We have some pleasant changes for the upcoming season in our kitchen. ESB has been known over the years to delivery incredible dishes that far exceed guests expectations. While maintaining a high level of quality cuisine we have brought on a classically trained chef that has traveled the globe working, designing, and running kitchens. Chef Martin Emmanuel Climent (Ema) is now in charge of our culinary program and studied at one the best culinary institutes in the America’s, Instituto Argentino De Gastronomia. Chef Ema’s background will work well in our daily strive to deliver great food with emphasis on freshness, authenticity, and a compliment to our great days on the water. Returning guests will see traditional dishes we’ve enjoyed in the past that will reflect a unique style. We gave a sample run of our updated menu last week and it was very well received by guests. Daily fresh breads, variations of ceviches, slow roasted pork, and fish cooked in many different styles, and desserts that are reflective of many Central and South American cultures. I am very proud at what we have developed into from a culinary standpoint and it takes great restraint to poking my head into either of our kitchens to sample our dishes throughout the day. Alongside and acting as sous chef we have brought on local Carlos Alejandro Rameriez Pereira. Carlos will be transitioning into head chef this up coming August and has years of experience running fine dining establishments in the foodie circles of Merida, Playa del Carmen, and Tulum. His passion for re creating incredible Mayan dishes is delivered with pride and passion to a long-lasting heritage.

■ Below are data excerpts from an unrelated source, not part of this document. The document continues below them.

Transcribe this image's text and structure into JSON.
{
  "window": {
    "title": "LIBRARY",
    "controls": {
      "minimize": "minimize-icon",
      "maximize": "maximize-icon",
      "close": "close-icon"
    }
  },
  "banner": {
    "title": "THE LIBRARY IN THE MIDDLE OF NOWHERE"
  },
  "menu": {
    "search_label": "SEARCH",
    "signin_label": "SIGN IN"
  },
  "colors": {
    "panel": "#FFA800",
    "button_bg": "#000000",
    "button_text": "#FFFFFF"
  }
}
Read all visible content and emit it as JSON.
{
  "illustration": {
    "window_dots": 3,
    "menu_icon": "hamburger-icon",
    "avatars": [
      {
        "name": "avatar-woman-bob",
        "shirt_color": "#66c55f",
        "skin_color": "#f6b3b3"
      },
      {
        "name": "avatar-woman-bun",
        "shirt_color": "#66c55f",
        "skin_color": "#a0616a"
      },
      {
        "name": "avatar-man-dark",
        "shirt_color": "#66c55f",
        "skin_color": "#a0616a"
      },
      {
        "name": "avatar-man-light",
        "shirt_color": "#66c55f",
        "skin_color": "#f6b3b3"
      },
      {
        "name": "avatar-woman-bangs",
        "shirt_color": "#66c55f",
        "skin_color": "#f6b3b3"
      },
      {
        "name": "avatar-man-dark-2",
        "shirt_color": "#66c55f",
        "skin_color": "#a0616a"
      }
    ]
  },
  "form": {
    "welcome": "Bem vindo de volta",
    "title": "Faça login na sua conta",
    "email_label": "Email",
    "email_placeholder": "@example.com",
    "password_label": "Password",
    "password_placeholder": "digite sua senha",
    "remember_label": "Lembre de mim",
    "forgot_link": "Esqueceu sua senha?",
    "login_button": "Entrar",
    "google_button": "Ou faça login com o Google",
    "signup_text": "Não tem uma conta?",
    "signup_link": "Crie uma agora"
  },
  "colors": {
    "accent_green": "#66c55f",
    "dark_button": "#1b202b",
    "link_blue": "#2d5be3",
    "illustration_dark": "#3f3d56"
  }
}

We are looking forward to our second week here at ESB and have a great group of friends that have been fishing with us in the year’s past. Our weather continues to hold strong winds, but we should see a good amount of sunshine mid-week. I am looking forward to seeing all of our returning friends this season and welcome those that will be joining us for their first time. This is a treasured fishery and ESB has morphed into one the most sought out saltwater destinations in the world. Alongside with our dear friends at The Fly Shop we are looking at a 37 week season that is booked out 100% for 2020. That being said please take the time to check your fly boxes, updated needed gear and prepare yourselves for a great season.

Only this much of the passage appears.